Amongst 20 pts (15 LBCL, 2 FL, 1 MCL, 2 MM) enrolled on the study, the median age was 59 yrs (range, 38-79). Fourteen pts received Axi-cel, 2 pts received Liso-cel, 2 pts received Ide-cel, 1 pt each received Tisa-cel and Brexu-cel, respectively. CRS occurred in 19 pts of which 10 pts developed CRS with ICANS while 1 pt developed ICANS only. Amongst 19 pts with CRS, 15 pts had a CRS resolution with a median time to CRS resolution of 1 hr (range, 1-104) from the most recent siltuximab dose. Second dose of siltuximab for persistent CRS was required in 8 pts at 12 hrs and in 4 pts for relapses occurring beyond 24 hrs of CRS resolution.
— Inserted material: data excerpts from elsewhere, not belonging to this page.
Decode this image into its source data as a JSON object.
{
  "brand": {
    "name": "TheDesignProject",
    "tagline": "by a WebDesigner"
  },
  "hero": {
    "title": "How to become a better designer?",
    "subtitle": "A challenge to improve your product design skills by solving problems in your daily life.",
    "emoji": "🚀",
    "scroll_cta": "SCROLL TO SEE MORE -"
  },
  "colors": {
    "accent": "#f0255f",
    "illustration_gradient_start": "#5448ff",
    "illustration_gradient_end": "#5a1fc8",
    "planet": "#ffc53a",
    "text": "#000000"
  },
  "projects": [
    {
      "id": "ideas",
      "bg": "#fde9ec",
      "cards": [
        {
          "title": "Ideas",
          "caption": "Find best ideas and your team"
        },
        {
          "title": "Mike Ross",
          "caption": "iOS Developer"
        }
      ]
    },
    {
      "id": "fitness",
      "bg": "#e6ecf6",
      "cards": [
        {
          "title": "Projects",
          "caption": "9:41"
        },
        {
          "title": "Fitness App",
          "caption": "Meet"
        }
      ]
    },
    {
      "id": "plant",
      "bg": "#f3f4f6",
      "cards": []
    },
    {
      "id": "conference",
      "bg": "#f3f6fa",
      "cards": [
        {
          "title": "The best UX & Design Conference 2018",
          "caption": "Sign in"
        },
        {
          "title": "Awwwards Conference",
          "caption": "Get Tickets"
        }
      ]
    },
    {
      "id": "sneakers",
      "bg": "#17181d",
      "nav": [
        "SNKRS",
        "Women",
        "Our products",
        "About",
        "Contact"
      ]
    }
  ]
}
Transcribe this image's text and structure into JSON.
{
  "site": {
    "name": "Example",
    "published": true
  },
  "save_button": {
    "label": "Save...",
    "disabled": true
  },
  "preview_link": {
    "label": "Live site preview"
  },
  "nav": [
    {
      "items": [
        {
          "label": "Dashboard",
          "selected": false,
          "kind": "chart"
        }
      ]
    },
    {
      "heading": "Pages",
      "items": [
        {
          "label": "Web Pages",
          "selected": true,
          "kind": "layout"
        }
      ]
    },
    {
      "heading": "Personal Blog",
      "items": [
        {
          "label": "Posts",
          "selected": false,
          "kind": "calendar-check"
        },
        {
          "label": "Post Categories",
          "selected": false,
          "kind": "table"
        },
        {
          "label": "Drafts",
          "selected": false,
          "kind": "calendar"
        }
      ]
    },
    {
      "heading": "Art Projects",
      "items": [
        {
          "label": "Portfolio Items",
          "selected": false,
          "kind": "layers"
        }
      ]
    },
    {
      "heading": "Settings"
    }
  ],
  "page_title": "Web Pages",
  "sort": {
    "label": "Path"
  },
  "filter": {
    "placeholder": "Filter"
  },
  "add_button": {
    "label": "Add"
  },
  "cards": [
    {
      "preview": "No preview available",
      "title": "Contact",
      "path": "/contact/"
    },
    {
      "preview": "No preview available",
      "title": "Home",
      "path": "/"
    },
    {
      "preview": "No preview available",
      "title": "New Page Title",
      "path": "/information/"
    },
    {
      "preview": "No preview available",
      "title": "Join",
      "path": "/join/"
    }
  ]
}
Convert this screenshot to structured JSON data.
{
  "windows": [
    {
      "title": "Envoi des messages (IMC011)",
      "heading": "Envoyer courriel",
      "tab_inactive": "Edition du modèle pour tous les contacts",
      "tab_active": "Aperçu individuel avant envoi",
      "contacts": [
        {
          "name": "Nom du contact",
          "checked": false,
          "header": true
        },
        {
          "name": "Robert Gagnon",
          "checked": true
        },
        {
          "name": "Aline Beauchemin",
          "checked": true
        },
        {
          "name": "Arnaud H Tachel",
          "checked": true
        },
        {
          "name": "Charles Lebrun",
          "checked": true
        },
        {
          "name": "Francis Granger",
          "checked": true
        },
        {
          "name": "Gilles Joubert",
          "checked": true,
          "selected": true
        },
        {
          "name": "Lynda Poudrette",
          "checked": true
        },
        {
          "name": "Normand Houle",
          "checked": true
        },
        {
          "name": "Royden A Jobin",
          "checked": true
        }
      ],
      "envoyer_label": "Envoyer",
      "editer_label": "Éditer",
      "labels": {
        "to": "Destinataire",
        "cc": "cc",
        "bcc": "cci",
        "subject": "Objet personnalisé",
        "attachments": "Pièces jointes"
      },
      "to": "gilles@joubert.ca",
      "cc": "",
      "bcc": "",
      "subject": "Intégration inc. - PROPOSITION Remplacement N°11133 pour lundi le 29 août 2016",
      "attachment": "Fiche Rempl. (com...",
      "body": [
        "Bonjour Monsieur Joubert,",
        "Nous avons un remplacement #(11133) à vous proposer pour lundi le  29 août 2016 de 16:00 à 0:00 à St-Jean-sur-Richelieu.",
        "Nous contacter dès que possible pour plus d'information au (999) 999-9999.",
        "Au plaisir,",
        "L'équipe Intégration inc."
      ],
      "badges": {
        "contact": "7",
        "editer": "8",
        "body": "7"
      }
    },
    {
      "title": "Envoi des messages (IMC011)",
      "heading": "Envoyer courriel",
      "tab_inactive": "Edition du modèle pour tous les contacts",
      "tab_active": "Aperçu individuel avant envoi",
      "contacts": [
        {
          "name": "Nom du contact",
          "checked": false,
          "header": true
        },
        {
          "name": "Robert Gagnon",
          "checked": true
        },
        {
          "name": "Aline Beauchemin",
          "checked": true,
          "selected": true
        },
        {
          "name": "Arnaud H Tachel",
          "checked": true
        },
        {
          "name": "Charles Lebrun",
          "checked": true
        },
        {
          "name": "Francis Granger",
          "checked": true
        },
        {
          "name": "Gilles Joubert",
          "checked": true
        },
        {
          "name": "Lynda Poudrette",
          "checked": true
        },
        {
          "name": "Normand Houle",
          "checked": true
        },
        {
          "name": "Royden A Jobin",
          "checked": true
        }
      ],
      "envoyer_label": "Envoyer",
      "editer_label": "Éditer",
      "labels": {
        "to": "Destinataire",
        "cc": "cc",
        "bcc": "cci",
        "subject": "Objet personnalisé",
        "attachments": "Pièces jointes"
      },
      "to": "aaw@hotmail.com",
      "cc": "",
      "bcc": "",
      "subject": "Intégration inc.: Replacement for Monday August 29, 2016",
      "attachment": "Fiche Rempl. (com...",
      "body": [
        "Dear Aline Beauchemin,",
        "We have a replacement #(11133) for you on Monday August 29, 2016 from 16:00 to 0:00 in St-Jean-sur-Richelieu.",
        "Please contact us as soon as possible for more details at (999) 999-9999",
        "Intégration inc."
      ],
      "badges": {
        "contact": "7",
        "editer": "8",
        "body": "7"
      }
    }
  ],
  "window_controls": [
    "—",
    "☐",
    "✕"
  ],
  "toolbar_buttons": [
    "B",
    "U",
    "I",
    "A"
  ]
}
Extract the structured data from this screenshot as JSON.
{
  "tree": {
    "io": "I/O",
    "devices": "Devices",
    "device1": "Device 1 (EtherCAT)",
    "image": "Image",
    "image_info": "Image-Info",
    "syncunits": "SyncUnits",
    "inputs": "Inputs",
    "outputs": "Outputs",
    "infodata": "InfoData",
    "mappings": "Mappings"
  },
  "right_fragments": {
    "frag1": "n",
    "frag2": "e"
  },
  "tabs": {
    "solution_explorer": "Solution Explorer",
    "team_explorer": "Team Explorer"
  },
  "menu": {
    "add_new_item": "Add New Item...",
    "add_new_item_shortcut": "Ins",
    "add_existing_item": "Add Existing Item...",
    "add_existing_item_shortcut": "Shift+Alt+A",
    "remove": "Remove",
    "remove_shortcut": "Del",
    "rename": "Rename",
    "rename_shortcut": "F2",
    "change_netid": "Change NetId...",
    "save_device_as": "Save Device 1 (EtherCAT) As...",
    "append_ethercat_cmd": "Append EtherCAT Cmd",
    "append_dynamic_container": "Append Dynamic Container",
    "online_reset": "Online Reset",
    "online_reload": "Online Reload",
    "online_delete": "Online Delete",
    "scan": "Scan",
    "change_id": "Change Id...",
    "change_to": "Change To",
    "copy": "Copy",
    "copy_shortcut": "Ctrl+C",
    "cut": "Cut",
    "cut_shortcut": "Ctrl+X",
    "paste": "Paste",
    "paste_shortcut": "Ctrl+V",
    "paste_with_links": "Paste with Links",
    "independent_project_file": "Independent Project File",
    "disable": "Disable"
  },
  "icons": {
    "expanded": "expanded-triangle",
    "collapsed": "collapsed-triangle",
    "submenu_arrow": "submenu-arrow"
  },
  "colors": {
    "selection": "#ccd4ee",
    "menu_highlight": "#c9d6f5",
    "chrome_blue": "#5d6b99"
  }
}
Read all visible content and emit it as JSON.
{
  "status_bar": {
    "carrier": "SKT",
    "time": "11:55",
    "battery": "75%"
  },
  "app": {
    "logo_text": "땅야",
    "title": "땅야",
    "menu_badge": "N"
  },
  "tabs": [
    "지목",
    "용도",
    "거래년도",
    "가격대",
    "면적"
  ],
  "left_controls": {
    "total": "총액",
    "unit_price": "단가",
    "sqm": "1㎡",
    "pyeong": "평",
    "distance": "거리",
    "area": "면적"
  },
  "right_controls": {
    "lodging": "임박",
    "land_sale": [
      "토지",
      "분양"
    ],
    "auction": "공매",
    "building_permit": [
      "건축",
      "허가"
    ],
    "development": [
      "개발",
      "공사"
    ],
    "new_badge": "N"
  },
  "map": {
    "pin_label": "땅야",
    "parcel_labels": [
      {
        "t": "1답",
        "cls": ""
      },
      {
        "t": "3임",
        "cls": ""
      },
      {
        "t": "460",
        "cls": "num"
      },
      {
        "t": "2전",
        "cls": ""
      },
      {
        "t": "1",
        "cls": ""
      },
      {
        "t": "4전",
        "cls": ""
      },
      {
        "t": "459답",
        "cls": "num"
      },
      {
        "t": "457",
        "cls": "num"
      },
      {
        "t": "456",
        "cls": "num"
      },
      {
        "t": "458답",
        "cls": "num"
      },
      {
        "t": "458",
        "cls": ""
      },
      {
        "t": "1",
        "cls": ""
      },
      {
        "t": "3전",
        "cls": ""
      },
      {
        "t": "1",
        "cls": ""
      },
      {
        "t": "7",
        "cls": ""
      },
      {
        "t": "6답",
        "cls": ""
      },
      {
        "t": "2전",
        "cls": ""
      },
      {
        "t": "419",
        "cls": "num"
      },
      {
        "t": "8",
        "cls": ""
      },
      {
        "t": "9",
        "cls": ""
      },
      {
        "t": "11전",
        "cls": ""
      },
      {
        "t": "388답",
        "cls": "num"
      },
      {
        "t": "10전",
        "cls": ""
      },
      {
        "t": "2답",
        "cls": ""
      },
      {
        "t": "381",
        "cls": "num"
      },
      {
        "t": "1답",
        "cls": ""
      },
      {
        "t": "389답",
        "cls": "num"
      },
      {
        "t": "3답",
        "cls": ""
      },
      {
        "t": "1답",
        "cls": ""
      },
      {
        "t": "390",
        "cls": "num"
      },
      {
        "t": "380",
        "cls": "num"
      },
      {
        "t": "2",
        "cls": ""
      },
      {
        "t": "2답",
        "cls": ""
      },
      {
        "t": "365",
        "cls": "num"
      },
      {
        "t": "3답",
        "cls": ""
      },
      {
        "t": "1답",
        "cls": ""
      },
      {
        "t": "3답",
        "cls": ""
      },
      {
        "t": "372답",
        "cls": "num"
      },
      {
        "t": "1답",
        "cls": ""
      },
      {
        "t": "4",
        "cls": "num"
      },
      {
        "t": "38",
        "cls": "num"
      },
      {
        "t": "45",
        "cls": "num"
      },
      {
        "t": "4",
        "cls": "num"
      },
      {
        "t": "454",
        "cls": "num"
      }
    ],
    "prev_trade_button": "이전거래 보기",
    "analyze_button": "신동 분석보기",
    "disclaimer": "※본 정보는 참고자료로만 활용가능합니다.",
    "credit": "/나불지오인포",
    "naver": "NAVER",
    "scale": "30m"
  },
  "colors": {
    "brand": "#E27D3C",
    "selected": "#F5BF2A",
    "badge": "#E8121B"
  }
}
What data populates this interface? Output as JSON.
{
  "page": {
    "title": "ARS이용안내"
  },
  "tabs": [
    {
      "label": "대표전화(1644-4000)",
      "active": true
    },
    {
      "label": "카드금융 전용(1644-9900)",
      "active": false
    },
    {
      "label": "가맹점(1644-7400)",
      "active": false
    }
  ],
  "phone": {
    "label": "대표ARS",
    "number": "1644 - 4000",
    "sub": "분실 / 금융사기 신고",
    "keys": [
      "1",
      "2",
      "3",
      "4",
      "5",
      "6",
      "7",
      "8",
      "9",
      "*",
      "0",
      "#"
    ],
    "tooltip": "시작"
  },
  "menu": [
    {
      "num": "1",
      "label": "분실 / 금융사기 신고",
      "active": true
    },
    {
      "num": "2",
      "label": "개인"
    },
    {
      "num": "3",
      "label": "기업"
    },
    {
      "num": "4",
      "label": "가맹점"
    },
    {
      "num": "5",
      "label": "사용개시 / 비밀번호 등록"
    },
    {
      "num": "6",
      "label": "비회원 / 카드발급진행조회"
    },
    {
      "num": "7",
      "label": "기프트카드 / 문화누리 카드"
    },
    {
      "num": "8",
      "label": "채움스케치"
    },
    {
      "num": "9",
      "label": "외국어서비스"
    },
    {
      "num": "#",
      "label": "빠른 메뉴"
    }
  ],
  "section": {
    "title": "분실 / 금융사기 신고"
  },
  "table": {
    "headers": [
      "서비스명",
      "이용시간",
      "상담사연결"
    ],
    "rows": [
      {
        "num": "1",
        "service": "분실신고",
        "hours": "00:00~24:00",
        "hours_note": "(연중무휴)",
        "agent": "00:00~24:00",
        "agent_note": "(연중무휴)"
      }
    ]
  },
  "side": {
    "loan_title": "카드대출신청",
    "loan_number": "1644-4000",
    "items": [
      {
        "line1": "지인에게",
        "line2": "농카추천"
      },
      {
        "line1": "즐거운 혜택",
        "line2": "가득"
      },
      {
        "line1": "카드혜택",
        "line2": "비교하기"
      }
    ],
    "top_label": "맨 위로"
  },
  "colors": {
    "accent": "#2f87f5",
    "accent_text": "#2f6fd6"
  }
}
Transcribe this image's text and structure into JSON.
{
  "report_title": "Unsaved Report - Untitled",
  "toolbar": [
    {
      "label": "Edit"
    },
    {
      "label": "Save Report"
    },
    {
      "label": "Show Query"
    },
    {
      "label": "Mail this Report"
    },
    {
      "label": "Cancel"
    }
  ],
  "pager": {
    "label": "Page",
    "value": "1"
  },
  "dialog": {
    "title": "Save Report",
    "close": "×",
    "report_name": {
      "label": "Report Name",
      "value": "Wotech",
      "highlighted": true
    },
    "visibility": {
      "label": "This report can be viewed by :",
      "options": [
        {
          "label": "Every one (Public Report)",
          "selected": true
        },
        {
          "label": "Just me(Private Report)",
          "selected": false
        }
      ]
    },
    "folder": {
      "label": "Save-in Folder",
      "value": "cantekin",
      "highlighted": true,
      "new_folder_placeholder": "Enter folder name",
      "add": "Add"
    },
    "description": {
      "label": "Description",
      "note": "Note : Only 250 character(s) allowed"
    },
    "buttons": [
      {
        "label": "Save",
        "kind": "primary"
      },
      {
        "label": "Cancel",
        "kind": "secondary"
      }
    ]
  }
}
Tocilizumab rescue was required for 4 pts (3pts for worsening CRS) with a median time to CRS resolution of 55 hrs (range, 52-120) from the most recent tocilizumab dose. Amongst 11 pts who experienced ICANS at any point, 5 pts had a resolution of ICANS after siltuximab infusion with a median time to ICANS resolution of 62 hrs (Range, 9 – 216) with remaining 6 pts considered non-responders to siltuximab with either development of new episode of ICANS or increase in grade of ICANS after 2 doses of siltuximab. Corticosteroids were used in all 11 pts and anakinra in 3 pts. The CR rate for CRS was 79% (95% CI: 55-95), and for ICANS with siltuximab was 45% (95%CI 18 – 82). No pt experienced infusion-related reactions to siltuximab. Other adverse events reported were consistent with CAR T-cell therapy-related adverse event profiles. The anti-tumor efficacy of CAR T-cell therapy observed was also consistent with disease and product specific responses [ORR rates in LBCL: 58% with Axi-cel (n=12), 100% with Liso-cel (n=2), 0% in Tisa-cel (n=1)]. Exploratory analysis revealed elevated procalcitonin levels before second dose, and a higher baseline CRP and IL-6 predicted failure of siltuximab for CRS resolution.

Conclusion:

In this prospective phase 2 trial, siltuximab demonstrated a high response rate (79%) and rapid time to resolution (median 1 hour) of CRS following CAR T-cell therapy. However, the efficacy for ICANS was modest (45%). Importantly, no new adverse events were attributable to siltuximab, and it did not negatively impact anti-tumor efficacy of CAR T-cell therapy. These findings support siltuximab as a safe and effective alternative to tocilizumab for the management of CRS.